On 18 August 2016, the UK government published its long-awaited childhood obesity strategy. Succeeding the voluntary and largely unsuccessful Public Health Responsibility Deal of 2011, this new strategy calls for all food producers to aim for a 20% cut in sugar levels in products popular with children by 2020, as well as providing more detail on the proposed levy on sugar in soft drinks.

In response, the scientific community, NGOs and high-profile health campaigners expressed disappointment at the strategy’s provisions. So what was the source of their disappointment, and why is sugar consumption now regarded as such an important global health issue?

According to the World Health Organization, non-communicable diseases (NCDs) accounted for 68% of deaths globally in 2012. Poor diet and physical inactivity are among the most common causes of NCDs and are also risk factors for obesity.

Increasingly, attention has moved from concerns over levels of fat and salt in our diets to sugar consumption with the WHO also noting the contributory impact of sugar in cases of diabetes, heart disease and even cancer. As such, sugar has become a central target in the fight to address global overnutrition – and not just where it is used in snack foods. High levels of sugar are found in bread, cooking sauces and supposedly healthy products such as yoghurts.

What are the impacts in the UK? In launching its strategy, the government stated that NHS spending on overweight or obesity-related health problems reached some £5.1bn in 2014/15 – more than was invested in the police, fire service and judicial system combined. The problem is particularly acute at early stages of development with nearly one-third of children aged between two and 15 classified as either overweight or obese.

The crisis is not just confined to the UK.  It is global in nature and has already prompted regulatory action abroad. Other forms of sugar taxes have been proposed or implemented in Denmark, France, Mexico, Norway and South Africa, with varying degrees of success.

One of the concerns for investors is the effect on the profits of producers and retailers should restrictions on the use of sugar as an ingredient become more stringent. The potential impacts on companies were recognised in a report published by Schroders, a fellow signatory to the Principles for Responsible Investment.

At Rathbone Greenbank, we’ve been tracking the emerging risks and opportunities from health and wellness trends for many years and, in early 2016, joined with Schroders in a collaborative engagement project aimed at bringing about a productive dialogue with the UK’s leading food and beverage producers and retailers.

Beginning with UK beverage companies, we learned about ongoing government efforts to encourage voluntary adoption of more responsible behaviour with regard to sugar content in their products.

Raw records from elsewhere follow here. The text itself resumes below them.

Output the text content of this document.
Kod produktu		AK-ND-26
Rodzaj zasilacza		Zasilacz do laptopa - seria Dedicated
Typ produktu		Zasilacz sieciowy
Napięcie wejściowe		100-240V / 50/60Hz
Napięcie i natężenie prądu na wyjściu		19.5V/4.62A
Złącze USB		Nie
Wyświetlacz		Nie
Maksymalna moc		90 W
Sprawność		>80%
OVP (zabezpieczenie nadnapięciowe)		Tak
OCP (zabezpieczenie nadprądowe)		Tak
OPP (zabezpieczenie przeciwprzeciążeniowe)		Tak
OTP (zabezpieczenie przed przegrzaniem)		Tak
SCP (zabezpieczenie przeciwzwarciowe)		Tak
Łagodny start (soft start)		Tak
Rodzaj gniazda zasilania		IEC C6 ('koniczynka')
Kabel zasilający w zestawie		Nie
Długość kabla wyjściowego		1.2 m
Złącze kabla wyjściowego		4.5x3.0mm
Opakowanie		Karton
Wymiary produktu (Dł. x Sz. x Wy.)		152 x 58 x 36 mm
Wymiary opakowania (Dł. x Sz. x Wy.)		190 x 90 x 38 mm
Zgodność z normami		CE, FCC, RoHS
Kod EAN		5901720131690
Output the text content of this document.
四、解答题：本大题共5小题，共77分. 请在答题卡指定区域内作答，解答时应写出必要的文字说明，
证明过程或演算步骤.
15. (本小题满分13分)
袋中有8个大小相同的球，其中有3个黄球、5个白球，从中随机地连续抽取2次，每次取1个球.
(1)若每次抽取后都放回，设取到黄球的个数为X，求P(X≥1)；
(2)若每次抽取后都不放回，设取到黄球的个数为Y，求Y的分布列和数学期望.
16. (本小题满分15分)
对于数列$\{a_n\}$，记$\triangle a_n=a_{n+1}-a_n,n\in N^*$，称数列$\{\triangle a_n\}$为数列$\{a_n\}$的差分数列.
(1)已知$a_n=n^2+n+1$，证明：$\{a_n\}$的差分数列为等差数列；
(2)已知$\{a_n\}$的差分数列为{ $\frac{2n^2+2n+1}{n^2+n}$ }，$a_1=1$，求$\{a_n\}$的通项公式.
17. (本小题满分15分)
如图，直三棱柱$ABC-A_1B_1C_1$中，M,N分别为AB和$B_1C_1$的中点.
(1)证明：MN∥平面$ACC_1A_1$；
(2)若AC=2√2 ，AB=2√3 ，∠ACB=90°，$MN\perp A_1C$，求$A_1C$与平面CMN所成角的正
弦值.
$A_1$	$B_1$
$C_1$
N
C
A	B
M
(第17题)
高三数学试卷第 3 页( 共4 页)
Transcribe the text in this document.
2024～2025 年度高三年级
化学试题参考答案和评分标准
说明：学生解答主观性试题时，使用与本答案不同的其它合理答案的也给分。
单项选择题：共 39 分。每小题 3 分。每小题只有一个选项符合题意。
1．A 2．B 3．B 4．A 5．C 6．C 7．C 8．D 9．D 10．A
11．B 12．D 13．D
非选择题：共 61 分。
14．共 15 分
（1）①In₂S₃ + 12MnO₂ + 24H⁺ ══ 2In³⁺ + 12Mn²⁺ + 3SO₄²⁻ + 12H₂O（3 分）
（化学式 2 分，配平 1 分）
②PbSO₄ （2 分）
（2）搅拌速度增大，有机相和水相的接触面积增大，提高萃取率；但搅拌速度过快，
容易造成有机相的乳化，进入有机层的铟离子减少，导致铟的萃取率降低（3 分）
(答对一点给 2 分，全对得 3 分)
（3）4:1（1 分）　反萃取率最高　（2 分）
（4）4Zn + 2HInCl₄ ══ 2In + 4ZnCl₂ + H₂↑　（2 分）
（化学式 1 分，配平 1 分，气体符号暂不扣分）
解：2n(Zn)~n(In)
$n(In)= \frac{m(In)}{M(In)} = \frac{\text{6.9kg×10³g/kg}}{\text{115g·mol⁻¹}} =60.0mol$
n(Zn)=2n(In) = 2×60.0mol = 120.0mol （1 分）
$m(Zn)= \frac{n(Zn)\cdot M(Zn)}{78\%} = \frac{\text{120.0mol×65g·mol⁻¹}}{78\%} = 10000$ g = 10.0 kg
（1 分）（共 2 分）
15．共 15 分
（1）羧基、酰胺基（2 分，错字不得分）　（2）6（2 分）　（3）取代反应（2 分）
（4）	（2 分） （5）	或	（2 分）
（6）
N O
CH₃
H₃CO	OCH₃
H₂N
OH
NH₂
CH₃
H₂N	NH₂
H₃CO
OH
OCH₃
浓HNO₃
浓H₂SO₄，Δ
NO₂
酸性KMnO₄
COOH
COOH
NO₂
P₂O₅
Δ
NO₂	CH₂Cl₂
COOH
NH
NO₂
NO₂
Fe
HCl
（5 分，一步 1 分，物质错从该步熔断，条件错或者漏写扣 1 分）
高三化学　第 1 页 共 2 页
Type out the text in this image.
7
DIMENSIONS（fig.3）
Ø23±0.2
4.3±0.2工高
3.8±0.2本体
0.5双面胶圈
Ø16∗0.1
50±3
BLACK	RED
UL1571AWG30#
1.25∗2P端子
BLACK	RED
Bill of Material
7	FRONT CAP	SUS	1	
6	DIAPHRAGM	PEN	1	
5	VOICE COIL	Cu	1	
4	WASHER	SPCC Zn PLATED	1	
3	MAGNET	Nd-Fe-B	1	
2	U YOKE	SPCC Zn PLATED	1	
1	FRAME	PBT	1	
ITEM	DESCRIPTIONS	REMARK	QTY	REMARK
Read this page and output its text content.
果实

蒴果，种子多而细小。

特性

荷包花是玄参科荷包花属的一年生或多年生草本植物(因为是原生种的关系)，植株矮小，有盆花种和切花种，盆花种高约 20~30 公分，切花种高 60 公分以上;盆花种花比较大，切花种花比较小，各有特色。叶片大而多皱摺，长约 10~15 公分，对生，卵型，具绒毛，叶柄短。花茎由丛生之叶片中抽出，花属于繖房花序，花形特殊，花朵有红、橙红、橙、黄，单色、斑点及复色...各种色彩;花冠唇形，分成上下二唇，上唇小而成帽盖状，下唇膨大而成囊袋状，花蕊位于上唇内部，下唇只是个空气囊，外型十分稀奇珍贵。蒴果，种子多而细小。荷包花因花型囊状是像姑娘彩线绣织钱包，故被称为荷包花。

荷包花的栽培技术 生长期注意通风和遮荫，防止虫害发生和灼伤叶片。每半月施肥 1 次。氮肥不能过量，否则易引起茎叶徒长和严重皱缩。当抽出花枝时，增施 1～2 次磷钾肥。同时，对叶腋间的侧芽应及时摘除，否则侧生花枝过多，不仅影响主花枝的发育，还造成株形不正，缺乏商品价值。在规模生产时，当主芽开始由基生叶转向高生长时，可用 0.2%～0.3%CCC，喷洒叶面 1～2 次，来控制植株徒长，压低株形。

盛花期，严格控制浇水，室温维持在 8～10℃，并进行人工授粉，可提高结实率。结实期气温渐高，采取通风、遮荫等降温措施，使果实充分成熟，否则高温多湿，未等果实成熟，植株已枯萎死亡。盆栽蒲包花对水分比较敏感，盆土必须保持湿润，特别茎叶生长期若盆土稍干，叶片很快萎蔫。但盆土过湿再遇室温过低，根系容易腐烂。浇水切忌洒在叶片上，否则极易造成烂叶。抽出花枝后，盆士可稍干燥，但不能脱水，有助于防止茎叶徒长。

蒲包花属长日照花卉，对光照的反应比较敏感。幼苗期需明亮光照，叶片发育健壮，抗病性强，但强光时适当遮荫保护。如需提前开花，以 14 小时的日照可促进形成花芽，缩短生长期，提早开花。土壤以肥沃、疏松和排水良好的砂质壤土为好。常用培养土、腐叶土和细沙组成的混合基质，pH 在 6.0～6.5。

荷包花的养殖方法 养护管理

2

These discussions covered product reformulation, changes in portion sizes and the important issue of advertising and product marketing.

We then took these initial findings to five companies in the food retail and production sectors and again sought to find out what best practice could look like. We heard much about the government’s childhood obesity strategy and how it was expected to significantly move the debate forward.

The results of our work are currently being combined into a formal set of investor expectations which will then be sent to companies and academics for review. The aim of this document is to support investor engagement on the risks and opportunities posed by increasing sugar consumption.

By building a framework for gathering information and setting baseline expectations for companies to follow, we hope to raise the profile of sugar-related health concerns and seek to identify leaders and laggards in the relevant sectors. We are also aiming to encourage more consistent reporting of sugar-related risk by companies.

Those parties disappointed by the childhood obesity strategy in its current form point out that it ignored two major recommendations from Public Health England: reducing price-cutting promotions for the least healthy foods and restricting the advertising of such products during family TV programmes. The strategy also retains a voluntary approach to regulation in all areas except the levy on the soft drinks industry – the so-called ‘sugar tax’.

Our engagement project will continue as our guidance is drafted and refined. The next phase will be direct engagement with those companies identified as being most at risk where we look forward to providing further encouragement towards greater responsibility in corporate behaviour.